22 Şub 2012

GÜVERCİNLER

Dün esti kafama, dışarıya çıktım. Ayaklarım beni nereye götürürse dedim. Deniz kıyısından uzaklara taşınan ve de taşındıktan beri de çok üşüyen ,üşüdükçe üşenen, üşendikçe de eve daha bir bağlanan ben için ilginç bir durumdu yürüyüşe çıkmak.

Şehir, kasaba tadında ufak olunca en uzak yürüme mesafesi 1saat:))Yol boyu yürüdüm, çarşıdan geçtim, inşaat alanlarının gürültüsüne aldırmadan biraz motor iskelesinde oturdum. Ardından her zaman sevdiğim, yürüdüğüm deniz kıyısına doğru götürdü ayaklarım beni. Belediyemizin nihayet aklı başına geldi ve yazdan beri hummalı bir çevre düzenlemesine girişti. Biraz Eskişehir, biraz İzmir tadında bir düzenleme ama ben çok sevdim doğrusu. Bu şehir daha güzelini hakediyordu uzun zamandan beri. Çehresi yenilendi, tamamlanınca çok daha güzel olacak.

Eskiye , alışkanlıklarına çok bağlı olan ben sanırım yeni bir bank bulmalıyım kendime. Hep aynı banka otururdum başkası olmaz asla. Bakardım birisi mi oturuyor bankımda, etrafında tur atardım ve kalkmasını beklerdim. Gerçi bu alışkanlığı -daha doğrusu takıntıyı:))- değiştirsek iyi olur...

Martıları izledim biraz. Simit atanlar ne kada büyük bir mutluluk duyuyorlar. Martılar öyle alışkın ki hava da kapıyolar atılanları. Fotoğraf makinam yanımda olsaydı keşke diye geçirdim içimden. Bu makina biraz büyük diğerleri gibi çantamda gezdirebileceğim birşey değil ki:((
Kocaman kanatlı, gri martılar, hepiniz yalancısınız, mısınız yada?Dostum öyle anlatmıştı. Yalancıdır gri martılar sakın onlara kulak verme, inanma demişti bana. Halbuki ben anlatmıştım onlar dinlemişti zamanında. Aksine dalgalar yalan söylemişti bana. Beyaz köpükleri kıyıya vuran dalgalar...

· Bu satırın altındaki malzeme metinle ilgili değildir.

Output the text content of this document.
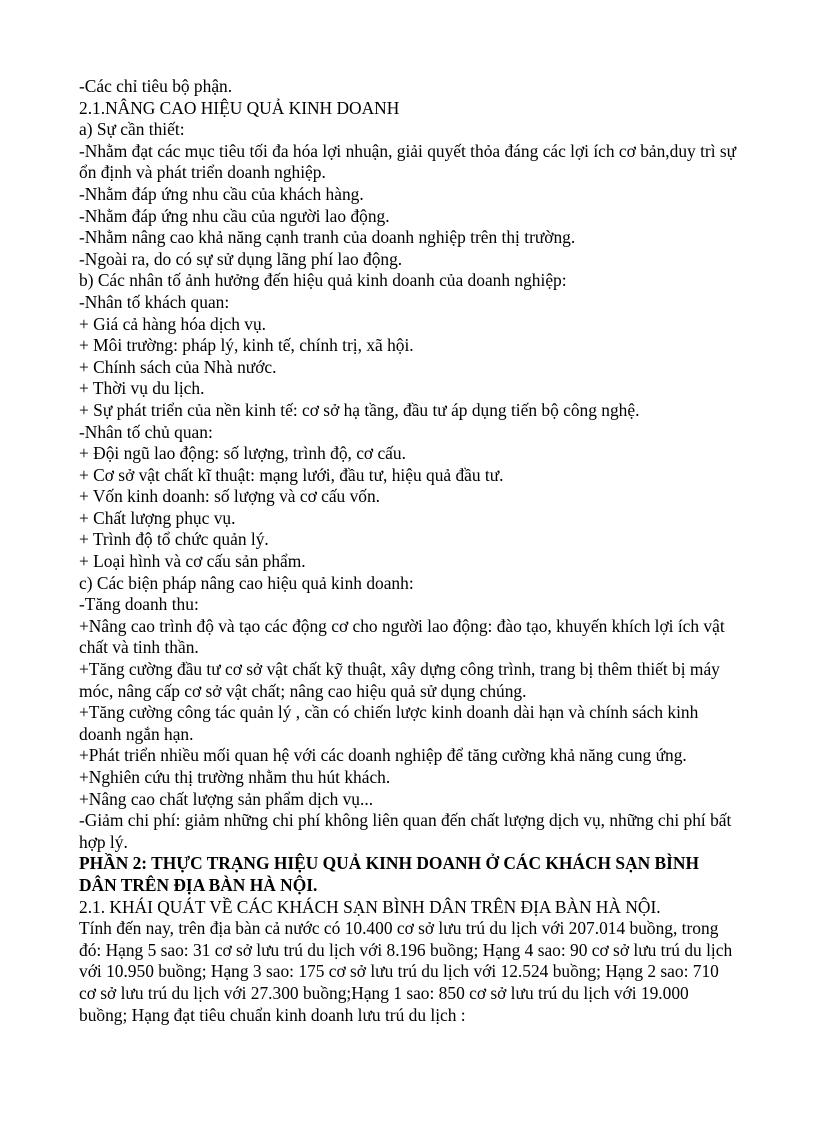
-Các chỉ tiêu bộ phận.

2.1.NÂNG CAO HIỆU QUẢ KINH DOANH

a) Sự cần thiết:

-Nhằm đạt các mục tiêu tối đa hóa lợi nhuận, giải quyết thỏa đáng các lợi ích cơ bản,duy trì sự ổn định và phát triển doanh nghiệp.

-Nhằm đáp ứng nhu cầu của khách hàng.

-Nhằm đáp ứng nhu cầu của người lao động.

-Nhằm nâng cao khả năng cạnh tranh của doanh nghiệp trên thị trường.

-Ngoài ra, do có sự sử dụng lãng phí lao động.

b) Các nhân tố ảnh hưởng đến hiệu quả kinh doanh của doanh nghiệp:

-Nhân tố khách quan:

+ Giá cả hàng hóa dịch vụ.

+ Môi trường: pháp lý, kinh tế, chính trị, xã hội.

+ Chính sách của Nhà nước.

+ Thời vụ du lịch.

+ Sự phát triển của nền kinh tế: cơ sở hạ tầng, đầu tư áp dụng tiến bộ công nghệ.

-Nhân tố chủ quan:

+ Đội ngũ lao động: số lượng, trình độ, cơ cấu.

+ Cơ sở vật chất kĩ thuật: mạng lưới, đầu tư, hiệu quả đầu tư.

+ Vốn kinh doanh: số lượng và cơ cấu vốn.

+ Chất lượng phục vụ.

+ Trình độ tổ chức quản lý.

+ Loại hình và cơ cấu sản phẩm.

c) Các biện pháp nâng cao hiệu quả kinh doanh:

-Tăng doanh thu:

+Nâng cao trình độ và tạo các động cơ cho người lao động: đào tạo, khuyến khích lợi ích vật chất và tinh thần.

+Tăng cường đầu tư cơ sở vật chất kỹ thuật, xây dựng công trình, trang bị thêm thiết bị máy móc, nâng cấp cơ sở vật chất; nâng cao hiệu quả sử dụng chúng.

+Tăng cường công tác quản lý , cần có chiến lược kinh doanh dài hạn và chính sách kinh doanh ngắn hạn.

+Phát triển nhiều mối quan hệ với các doanh nghiệp để tăng cường khả năng cung ứng.

+Nghiên cứu thị trường nhằm thu hút khách.

+Nâng cao chất lượng sản phẩm dịch vụ...

-Giảm chi phí: giảm những chi phí không liên quan đến chất lượng dịch vụ, những chi phí bất hợp lý.

PHẦN 2: THỰC TRẠNG HIỆU QUẢ KINH DOANH Ở CÁC KHÁCH SẠN BÌNH DÂN TRÊN ĐỊA BÀN HÀ NỘI.

2.1. KHÁI QUÁT VỀ CÁC KHÁCH SẠN BÌNH DÂN TRÊN ĐỊA BÀN HÀ NỘI.

Tính đến nay, trên địa bàn cả nước có 10.400 cơ sở lưu trú du lịch với 207.014 buồng, trong đó: Hạng 5 sao: 31 cơ sở lưu trú du lịch với 8.196 buồng; Hạng 4 sao: 90 cơ sở lưu trú du lịch với 10.950 buồng; Hạng 3 sao: 175 cơ sở lưu trú du lịch với 12.524 buồng; Hạng 2 sao: 710 cơ sở lưu trú du lịch với 27.300 buồng;Hạng 1 sao: 850 cơ sở lưu trú du lịch với 19.000 buồng; Hạng đạt tiêu chuẩn kinh doanh lưu trú du lịch :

Martıların az ilerisinde, topluluk halinde ki güvercinlerle yürürken buldum kendimi. O ortama alışmışlar insandan kaçmıyorlardı. Etrafa baktım. Yem satan birisi vardı. Anladım neden insandan kaçmadıklarını. Güvercinlerin eş bulma zamanı mıdır nedir?Tüylerini kabartmış got got ses çıkartarak bir dişinin ardından yürüyen erkek bir güvercin dikkatimi çekti. Hani çok anlamam aslında erkek-dişi güvercinden ama oğluşun izlediği bir belgeselde görmüştüm. Yalnız sadık değil bu güvercinler. Dişinin biri ardına bile bakmadan kaçtı:))Ona kur yapan erkeğin aldırdığı yok baktım. Hemen yanındaki diğer dişiye yönlendi. Yok artık o dişi de kaçtı ardına bakmadan:))Eee dedim rastegele kur yaparsan işte öyle hemen bulamazsın.

Durdum, dakikalarca izledim güvercinleri. Bir kaç kur yapan ve habire kaçışan dişi güvercinler. Çok gülümsetti beni:))Güneş vardı ama soğuk yerindeydi. Eskiden yalnızlık duygusuna yenildiğimde martılarla , dalgalarla konuşurdum. Rüzgarın elini tutar, sıkardım. Güvercinler de arkadaş olabilir diye düşündüm ama çabuk vazgeçtim bu fikirden. O güzelliklerine rağmen bir soğuklukları var anlayamadığım.

1 yorum:

Handan dedi ki...

Dışarı çıkana kadar üşeniyor insan ama çok iyi geliyor çıkmak.